### **Imports go here!**

In [59]:
import os
import json
import numpy as np

from fastembed import TextEmbedding
from qdrant_client import QdrantClient
from qdrant_client.models import PointStruct
from qdrant_client.models import Distance, VectorParams

### **Read the Grading Doc JSON**

In [7]:
with open(f"{os.path.join(os.getcwd(), 'rag', 'data', 'instruction_dataset.json')}", "r", encoding = "utf-8") as file:
  data = json.loads(file.read())

In [8]:
data[0].keys()

dict_keys(['instruction', 'context', 'response'])

In [15]:
unprocessed_data = []

for obj in data:
  Q = f"Context: {obj['context']}\nQuestion: {obj['instruction']}" if obj['context'] is not None else f"Question: {obj['instruction']}"
  A = obj['response']

  unprocessed_data.append({
    "Question": Q,
    "Answer": A
  })

### **Generate embeddings**

In [17]:
embedding_model = TextEmbedding()

Fetching 5 files: 100%|██████████████████████████████████████████████████████████████████████████████████████████████████████████████████████████████████| 5/5 [00:04<00:00,  1.10it/s]


In [48]:
processed_data = []

for ele in unprocessed_data:
  processed_data.append({
    "Question": list(embedding_model.embed(ele["Question"]))[0],
    "Answer": ele["Answer"]
  })

### **Insert into Qdrant**

In [51]:
QDRANT_PORT = os.getenv("QDRANT_PORT", "6333")
QDRANT_HOST = os.getenv("QDRANT_HOST", "localhost")

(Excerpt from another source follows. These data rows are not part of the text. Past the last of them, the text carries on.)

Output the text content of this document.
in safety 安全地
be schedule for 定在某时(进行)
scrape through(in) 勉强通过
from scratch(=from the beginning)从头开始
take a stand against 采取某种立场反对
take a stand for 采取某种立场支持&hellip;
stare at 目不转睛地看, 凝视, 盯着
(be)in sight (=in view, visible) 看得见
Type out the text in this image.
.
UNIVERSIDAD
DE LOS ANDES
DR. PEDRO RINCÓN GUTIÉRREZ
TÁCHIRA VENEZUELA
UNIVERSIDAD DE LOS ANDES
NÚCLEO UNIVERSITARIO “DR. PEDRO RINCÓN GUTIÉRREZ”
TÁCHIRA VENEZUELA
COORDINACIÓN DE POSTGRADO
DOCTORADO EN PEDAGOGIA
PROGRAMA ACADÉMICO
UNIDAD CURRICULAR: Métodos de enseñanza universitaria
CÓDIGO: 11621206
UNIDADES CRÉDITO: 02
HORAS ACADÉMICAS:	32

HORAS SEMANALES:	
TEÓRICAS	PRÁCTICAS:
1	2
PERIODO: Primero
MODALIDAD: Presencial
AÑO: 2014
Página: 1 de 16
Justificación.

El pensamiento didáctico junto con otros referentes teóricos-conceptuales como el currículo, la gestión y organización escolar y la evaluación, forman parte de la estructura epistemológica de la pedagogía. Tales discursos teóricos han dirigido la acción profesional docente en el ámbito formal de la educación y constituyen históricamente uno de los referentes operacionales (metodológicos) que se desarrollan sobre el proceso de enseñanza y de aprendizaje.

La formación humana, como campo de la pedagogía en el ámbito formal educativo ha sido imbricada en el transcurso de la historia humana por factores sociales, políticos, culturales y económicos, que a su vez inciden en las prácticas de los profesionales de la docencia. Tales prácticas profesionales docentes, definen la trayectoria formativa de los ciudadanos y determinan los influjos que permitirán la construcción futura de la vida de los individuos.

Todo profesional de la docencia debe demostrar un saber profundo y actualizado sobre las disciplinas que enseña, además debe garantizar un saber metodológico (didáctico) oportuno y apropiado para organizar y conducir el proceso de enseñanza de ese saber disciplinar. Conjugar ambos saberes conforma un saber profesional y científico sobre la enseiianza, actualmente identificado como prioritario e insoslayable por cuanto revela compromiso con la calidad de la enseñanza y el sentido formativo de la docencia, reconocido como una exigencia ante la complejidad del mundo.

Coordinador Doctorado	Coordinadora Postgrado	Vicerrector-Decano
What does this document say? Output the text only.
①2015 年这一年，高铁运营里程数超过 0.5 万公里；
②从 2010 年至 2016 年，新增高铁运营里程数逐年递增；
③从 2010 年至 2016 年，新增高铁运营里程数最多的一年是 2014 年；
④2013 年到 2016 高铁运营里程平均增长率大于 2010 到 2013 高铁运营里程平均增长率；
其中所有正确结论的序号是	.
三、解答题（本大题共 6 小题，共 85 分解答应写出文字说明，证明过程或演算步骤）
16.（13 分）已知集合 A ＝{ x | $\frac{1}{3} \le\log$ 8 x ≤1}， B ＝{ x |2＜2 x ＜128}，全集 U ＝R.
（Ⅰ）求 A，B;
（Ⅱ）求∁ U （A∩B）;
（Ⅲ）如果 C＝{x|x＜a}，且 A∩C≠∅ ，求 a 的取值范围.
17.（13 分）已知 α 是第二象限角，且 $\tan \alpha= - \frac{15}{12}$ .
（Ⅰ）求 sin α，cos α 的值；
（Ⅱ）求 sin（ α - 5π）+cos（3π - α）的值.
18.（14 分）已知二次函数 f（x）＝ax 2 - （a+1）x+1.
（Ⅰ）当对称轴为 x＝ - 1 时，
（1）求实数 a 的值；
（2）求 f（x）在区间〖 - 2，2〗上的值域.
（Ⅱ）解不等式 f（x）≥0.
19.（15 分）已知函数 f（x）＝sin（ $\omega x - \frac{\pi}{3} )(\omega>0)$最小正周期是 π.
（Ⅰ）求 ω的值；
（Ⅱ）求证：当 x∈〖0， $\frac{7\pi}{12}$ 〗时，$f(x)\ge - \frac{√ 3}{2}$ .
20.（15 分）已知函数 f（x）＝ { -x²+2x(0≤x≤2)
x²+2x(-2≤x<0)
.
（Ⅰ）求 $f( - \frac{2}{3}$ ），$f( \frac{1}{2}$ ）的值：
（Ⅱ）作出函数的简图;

qdrant_url = f"http://{QDRANT_HOST}:{QDRANT_PORT}"
client = QdrantClient(url=qdrant_url)

### **Create qdrant collection**

In [57]:
QDRANT_COLLECTION = os.getenv("QDRANT_COLLECTION", "grading-doc-sep-2024")

client.create_collection(
  collection_name=QDRANT_COLLECTION,
  vectors_config=VectorParams(size=processed_data[0]["Question"].shape[0], distance=Distance.DOT),
)

True

### **Add vectors**

In [67]:
points = []
for idx, ele in enumerate(processed_data):
  pt = PointStruct(id = idx + 1, vector = ele["Question"], payload = { "Answer": ele["Answer"] })
  points.append(pt)

operation_info = client.upsert(
  collection_name = QDRANT_COLLECTION,
  wait = True,
  points = points
)

print(operation_info)

operation_id=0 status=<UpdateStatus.COMPLETED: 'completed'>